Assume an attacker sends a packet to a victim which must be answered, such as a probe. Before the victim can answer, the attacker than sends a TCP segment which includes a sequence number the attacker thinks might be within the victim’s receive window, sourcing the packet from the IP address of some existing TCP session. Unless the IP address of some existing session is used in this step, the victim will not answer the TCP segment. Because the attacker is using a spoofed source address, it will not receive the ACK from this segment, so it must find some other way to infer if an ACK was sent by the victim.

How can the attacker infer this? After sending this TCP sequence, the attacker sends another probe of some kind to the victim which must be answered.

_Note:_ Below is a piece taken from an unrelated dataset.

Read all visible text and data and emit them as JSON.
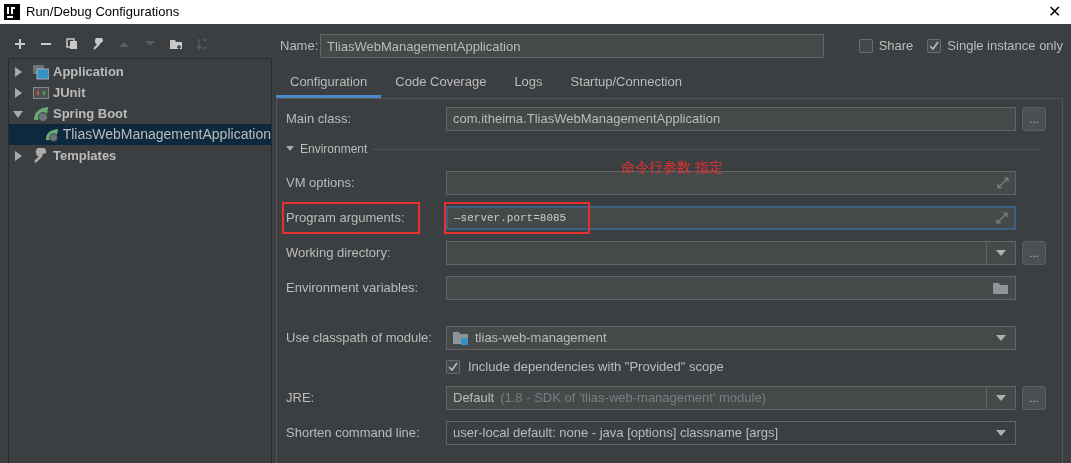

If the TCP segment’s sequence number is outside the current window, the victim will attempt to send a copy of its previous ACK. If the attacker times things correctly, the victim will attempt to send this duplicate ACK while the attacker is transmitting the second probe packet; the two packets will collide, causing the victim to back off, slowing the receipt of the probe down a bit from the attacker’s perspective.

If the answer to the second probe is slower than the answer to the first probe, the attacker can infer the sequence number of the spoofed TCP segment is outside the current window. If the two probes are answered in close to the same time, the attacker can infer the sequence number of the spoofed TCP segment is within the current window.

Combining this information with several other well-known aspects of widely deployed TCP stacks, the researchers found they could reliably inject information into a TCP stream from an attacker. While these injections would still need to be shaped in some way to impact the operation of the application sending data over the TCP stream, the ability to inject TCP segments in this way is “halfway there” for the attacker.

There probably never will be a truly secure communication channel invented that does not involve encryption—the data required to support flow control and manage errors will always provide enough information to an attacker to find some clever way to break into the channel.